Adm. Bill Gortney, commander, U.S. Fleet Forces Command, detailed the service’s new Optimized Fleet Response Plan (O-FRP) Jan. 15 during the annual Surface Navy Association National Symposium.

The plan goes a long way to putting back – or even inserting – some predictability and more rationality into maintenance and deployment schedules during the 36-month O-FRP cycle schedule.

"What's happened,” Gortney says “is that over time we lost predictability in the way we generate readiness."

Getting the properly trained people to a properly prepared ship and the proper time is the key, he says.

"It doesn't matter how good the stuff is if people aren't there and they aren't properly trained," Gortney says. "Not only do they need to be on the ship ... they have to be there at the right time. If they show up after the training occurs just before deployment it's not going to work."

He wants to cut down on pre-deployment inspection requirements and increase readiness by putting all the members of a carrier strike group on the same maintenance and deployment schedule.
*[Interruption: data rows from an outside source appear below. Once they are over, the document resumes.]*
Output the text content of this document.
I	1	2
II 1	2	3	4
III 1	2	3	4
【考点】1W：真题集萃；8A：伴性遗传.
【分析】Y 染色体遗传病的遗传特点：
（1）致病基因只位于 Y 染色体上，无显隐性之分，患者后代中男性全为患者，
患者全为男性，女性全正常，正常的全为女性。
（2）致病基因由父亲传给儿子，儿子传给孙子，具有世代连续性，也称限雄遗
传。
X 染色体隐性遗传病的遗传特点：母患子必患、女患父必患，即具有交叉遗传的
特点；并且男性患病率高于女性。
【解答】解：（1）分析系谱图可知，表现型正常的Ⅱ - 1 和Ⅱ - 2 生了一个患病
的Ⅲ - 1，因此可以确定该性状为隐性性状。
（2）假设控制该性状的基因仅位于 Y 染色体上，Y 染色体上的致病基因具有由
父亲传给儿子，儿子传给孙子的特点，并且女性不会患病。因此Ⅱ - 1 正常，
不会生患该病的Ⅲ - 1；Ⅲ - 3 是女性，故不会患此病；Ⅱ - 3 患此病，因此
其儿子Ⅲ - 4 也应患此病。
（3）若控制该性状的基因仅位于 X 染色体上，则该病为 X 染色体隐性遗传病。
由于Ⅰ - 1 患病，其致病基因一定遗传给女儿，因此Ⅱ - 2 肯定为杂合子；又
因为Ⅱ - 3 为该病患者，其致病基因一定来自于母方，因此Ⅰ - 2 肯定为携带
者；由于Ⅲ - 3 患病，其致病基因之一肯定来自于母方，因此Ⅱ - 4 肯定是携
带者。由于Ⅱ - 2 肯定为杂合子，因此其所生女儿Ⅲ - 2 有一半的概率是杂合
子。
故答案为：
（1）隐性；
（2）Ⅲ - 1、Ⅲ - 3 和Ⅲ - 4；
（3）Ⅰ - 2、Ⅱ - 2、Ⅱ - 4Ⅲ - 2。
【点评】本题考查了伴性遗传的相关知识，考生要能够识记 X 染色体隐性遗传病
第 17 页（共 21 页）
It makes sense, he says, to focus on the strike groups. “That’s 85% of our Navy,” he says.

Starting in fiscal year 15, all required maintenance, training, evaluations and single eight-month deployments will be efficiently scheduled throughout the cycle in such a manner to drive down costs and increase overall fleet readiness.

"It's underneath a single chain of command for that entire three-year period,” he says. “It's got a stable maintenance plan."

The O-FRP is starting with 2014 with the Harry S. Truman Carrier Strike Group after its current deployment. After the strike groups the plan will be used for amphibious readiness groups, submarines fleets, expeditionary forces and others.